Canadian politician, activist, and journalist

David Birnbaum (born April 8, 1956) is a Canadian politician, activist, and former journalist. Birnbaum was elected to the National Assembly of Quebec in the 2014 election. He represented the electoral district of D'Arcy-McGee as a member of the Quebec Liberal Party until his retirement from politics at the 2022 Quebec general election. He was the Opposition Critic for Indigenous Affairs, and was formerly the Parliamentary Assistant to the Minister of Education and Higher Education, and was the Parliamentary Assistant to the Premier of Quebec. He sits on the Committee on Citizen Relations.

==Biography==
Birnaum was born in Montreal, Quebec. He is a former journalist at The Gazette and Communications Officer at the old Protestant School Board of Greater Montreal, Centraide-Montreal Board member and long-time Big Brother.

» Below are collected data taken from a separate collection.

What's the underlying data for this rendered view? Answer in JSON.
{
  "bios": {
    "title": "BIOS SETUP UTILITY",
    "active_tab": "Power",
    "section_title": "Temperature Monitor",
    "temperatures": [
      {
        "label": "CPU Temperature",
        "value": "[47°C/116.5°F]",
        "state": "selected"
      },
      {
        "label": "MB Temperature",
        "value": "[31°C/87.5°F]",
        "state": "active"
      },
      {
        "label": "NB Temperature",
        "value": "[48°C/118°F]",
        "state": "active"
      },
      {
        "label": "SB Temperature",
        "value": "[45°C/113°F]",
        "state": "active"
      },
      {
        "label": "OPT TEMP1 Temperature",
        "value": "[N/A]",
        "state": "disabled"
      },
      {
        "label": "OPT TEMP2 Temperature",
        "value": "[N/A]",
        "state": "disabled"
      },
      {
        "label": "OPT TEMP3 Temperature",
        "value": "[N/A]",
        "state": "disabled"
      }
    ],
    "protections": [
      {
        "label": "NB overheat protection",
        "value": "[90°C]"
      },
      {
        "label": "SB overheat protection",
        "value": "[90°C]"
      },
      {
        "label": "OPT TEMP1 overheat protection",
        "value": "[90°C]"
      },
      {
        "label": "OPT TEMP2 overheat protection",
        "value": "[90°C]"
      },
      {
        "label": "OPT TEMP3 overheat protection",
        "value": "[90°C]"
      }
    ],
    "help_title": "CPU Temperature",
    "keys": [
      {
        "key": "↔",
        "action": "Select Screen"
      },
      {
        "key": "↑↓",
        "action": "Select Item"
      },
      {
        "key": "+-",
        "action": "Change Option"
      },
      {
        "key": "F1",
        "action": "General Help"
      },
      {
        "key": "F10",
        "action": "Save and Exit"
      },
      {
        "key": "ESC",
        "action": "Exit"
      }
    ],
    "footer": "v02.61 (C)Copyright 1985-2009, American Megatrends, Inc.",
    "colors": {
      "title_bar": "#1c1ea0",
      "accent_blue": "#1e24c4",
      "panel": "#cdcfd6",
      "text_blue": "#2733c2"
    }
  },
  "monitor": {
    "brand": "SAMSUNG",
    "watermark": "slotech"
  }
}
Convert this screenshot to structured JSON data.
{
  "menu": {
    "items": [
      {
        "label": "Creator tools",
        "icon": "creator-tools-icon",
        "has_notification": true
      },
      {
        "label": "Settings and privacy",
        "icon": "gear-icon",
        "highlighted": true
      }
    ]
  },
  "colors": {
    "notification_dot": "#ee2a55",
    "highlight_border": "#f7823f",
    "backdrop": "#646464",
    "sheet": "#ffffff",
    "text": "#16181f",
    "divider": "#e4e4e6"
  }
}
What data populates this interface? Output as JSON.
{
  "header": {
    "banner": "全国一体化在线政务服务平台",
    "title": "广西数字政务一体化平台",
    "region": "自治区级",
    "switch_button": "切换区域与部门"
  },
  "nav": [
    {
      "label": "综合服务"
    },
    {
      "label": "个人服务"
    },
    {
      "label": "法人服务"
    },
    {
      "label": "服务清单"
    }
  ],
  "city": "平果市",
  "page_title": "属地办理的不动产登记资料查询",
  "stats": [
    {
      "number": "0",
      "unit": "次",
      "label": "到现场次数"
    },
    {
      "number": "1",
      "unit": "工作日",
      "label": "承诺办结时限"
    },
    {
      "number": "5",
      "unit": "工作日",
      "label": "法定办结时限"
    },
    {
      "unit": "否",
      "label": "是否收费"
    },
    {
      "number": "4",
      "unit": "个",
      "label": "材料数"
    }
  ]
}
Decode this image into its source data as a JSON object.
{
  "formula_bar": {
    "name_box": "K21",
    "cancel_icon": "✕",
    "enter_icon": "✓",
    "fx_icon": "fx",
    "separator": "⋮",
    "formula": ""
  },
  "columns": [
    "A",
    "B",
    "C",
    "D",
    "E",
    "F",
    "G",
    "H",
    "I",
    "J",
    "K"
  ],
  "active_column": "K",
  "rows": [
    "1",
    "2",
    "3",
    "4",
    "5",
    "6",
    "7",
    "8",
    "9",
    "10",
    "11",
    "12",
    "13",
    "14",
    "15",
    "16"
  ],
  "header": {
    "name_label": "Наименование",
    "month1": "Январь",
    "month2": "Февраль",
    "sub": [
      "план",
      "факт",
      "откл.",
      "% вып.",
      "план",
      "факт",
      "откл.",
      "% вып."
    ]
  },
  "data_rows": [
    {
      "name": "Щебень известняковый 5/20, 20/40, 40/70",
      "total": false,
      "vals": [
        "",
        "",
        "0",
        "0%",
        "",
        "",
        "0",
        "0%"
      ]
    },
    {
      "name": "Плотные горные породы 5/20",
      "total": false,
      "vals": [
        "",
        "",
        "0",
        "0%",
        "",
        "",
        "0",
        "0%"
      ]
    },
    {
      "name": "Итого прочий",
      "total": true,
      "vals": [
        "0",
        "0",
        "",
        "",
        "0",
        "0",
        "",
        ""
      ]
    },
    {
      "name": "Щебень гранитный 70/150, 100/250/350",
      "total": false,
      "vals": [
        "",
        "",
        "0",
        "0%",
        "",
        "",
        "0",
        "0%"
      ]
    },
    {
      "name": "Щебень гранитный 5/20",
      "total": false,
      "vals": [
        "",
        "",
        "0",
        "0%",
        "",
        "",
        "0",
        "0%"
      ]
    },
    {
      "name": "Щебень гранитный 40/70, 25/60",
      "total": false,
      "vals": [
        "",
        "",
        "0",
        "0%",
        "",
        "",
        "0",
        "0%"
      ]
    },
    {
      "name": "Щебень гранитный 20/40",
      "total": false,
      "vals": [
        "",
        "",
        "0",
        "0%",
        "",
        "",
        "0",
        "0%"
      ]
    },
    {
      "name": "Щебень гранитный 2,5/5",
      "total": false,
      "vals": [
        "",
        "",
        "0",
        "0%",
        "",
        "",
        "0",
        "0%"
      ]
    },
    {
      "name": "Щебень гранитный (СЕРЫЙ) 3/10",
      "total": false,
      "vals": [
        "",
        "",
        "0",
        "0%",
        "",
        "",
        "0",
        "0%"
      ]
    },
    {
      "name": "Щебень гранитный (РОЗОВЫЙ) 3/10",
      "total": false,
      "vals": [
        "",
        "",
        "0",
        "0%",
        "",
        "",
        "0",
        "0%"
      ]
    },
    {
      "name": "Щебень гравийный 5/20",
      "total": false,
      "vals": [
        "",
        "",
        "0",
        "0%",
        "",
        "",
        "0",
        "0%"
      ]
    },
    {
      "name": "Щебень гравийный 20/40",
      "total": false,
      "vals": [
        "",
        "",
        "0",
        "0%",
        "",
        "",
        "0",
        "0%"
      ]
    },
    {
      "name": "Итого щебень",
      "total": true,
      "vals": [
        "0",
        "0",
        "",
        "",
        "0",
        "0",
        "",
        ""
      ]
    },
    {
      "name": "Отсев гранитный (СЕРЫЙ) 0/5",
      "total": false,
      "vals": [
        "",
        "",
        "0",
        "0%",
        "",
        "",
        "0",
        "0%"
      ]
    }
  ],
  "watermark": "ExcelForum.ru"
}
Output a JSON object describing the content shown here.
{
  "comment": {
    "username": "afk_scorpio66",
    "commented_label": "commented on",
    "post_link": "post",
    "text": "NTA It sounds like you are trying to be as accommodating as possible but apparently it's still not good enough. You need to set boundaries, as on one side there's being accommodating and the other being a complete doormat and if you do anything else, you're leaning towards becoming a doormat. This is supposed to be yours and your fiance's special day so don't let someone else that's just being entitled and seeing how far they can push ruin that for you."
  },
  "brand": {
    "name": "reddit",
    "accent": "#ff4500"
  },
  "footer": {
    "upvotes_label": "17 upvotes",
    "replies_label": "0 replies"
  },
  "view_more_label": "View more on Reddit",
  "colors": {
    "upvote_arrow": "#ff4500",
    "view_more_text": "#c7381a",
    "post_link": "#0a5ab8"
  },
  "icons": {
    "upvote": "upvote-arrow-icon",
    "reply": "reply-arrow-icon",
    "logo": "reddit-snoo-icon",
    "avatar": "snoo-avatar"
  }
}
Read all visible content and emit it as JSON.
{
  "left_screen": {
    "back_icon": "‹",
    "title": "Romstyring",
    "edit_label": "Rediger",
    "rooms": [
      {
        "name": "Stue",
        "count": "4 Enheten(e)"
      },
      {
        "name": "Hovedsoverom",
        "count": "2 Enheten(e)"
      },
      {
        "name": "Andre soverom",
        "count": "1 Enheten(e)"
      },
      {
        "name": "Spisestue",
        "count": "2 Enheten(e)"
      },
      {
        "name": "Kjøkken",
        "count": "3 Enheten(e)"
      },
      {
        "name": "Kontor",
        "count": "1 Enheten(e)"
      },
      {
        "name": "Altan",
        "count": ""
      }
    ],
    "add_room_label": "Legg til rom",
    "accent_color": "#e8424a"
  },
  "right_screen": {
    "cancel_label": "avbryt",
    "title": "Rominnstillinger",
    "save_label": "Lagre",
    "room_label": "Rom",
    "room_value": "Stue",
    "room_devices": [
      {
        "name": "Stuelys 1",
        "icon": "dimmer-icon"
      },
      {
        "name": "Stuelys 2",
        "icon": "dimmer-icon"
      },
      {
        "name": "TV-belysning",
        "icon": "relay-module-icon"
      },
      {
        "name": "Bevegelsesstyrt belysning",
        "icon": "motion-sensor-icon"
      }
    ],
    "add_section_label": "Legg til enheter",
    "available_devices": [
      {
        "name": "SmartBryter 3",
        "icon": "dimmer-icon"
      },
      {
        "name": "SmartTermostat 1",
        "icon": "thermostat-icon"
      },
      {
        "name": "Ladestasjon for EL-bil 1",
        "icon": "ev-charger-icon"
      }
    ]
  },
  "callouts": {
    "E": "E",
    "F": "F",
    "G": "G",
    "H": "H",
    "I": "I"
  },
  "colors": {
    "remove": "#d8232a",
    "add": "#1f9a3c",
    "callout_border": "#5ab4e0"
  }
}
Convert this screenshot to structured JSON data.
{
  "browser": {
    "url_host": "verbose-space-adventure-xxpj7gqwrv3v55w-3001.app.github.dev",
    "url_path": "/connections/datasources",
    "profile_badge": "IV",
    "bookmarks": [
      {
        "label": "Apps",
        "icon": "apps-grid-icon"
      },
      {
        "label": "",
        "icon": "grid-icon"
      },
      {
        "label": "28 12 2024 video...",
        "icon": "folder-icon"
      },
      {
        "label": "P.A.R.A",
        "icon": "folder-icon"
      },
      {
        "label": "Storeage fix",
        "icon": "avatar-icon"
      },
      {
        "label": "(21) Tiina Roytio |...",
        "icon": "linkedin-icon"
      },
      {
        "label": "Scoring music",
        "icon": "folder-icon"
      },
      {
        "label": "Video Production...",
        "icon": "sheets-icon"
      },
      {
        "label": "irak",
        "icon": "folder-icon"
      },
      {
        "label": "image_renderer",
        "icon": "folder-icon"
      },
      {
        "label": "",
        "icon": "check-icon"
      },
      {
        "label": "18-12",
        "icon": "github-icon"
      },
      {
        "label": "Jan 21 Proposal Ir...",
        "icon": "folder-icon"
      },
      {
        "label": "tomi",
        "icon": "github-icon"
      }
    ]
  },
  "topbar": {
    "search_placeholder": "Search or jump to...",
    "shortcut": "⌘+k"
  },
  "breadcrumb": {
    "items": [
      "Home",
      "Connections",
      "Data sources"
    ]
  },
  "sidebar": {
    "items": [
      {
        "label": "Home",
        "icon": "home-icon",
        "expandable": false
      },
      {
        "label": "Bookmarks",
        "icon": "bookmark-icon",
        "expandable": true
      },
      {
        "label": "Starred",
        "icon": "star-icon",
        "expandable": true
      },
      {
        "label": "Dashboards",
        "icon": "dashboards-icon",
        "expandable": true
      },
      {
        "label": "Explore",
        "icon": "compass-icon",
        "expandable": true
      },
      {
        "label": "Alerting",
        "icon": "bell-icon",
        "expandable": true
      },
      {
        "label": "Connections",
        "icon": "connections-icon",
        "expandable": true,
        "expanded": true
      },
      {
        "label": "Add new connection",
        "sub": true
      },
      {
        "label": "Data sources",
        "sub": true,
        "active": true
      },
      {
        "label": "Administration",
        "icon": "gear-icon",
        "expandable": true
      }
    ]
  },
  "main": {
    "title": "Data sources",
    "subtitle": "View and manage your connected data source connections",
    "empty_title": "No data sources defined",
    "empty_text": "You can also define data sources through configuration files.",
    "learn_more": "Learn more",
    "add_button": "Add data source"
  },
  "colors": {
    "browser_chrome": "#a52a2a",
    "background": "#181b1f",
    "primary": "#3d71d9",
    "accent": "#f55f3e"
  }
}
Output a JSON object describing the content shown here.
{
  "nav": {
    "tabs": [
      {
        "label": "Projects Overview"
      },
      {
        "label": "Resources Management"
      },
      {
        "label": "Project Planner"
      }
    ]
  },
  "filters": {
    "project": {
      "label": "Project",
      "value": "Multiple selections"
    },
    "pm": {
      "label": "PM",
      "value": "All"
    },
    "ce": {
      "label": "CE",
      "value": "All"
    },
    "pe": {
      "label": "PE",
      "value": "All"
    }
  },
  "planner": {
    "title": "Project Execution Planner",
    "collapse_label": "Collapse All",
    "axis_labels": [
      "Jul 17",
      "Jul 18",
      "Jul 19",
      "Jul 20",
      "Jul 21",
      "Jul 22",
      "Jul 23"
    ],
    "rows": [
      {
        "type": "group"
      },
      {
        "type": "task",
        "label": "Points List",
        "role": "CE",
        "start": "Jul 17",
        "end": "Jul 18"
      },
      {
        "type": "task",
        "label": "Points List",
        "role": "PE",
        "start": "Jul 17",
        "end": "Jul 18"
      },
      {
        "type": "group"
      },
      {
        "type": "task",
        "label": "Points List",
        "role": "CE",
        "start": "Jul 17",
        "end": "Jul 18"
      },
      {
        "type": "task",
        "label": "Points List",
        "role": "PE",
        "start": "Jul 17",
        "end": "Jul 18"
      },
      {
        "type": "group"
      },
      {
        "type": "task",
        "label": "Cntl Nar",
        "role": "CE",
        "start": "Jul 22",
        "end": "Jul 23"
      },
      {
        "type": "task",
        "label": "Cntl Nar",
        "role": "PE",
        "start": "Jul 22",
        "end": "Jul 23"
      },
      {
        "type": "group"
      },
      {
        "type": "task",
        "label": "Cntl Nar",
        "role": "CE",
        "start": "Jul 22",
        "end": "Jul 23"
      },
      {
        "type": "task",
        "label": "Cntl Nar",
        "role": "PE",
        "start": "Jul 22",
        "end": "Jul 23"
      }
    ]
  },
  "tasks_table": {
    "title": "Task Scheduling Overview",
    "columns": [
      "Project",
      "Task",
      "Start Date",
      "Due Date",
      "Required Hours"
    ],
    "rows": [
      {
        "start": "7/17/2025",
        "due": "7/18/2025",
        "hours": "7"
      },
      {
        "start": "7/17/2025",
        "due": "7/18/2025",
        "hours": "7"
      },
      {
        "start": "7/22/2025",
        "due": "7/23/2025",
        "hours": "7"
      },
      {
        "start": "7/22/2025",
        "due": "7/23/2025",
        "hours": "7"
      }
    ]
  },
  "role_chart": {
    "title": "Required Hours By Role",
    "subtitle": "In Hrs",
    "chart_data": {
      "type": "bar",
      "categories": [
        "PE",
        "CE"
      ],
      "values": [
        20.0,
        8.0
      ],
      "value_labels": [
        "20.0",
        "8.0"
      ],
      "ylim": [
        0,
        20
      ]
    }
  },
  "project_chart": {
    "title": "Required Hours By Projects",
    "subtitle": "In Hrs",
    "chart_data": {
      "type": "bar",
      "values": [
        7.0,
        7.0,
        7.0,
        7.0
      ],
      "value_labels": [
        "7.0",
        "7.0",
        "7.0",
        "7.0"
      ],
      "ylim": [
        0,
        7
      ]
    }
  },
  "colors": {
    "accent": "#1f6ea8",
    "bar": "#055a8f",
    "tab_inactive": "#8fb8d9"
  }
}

Birnbaum held the position of executive director of the Quebec English School Boards Association from 2004 to 2014, Executive Director of Canadian Jewish Congress, Quebec Region from 1998 to 2004, executive director of Alliance Quebec from 1990 to 1998. In those capacities, he strived to promote and defend minority concerns while strengthening relationships with Québec's francophone majority community.

He and his wife have two children, Vincent and Zoë.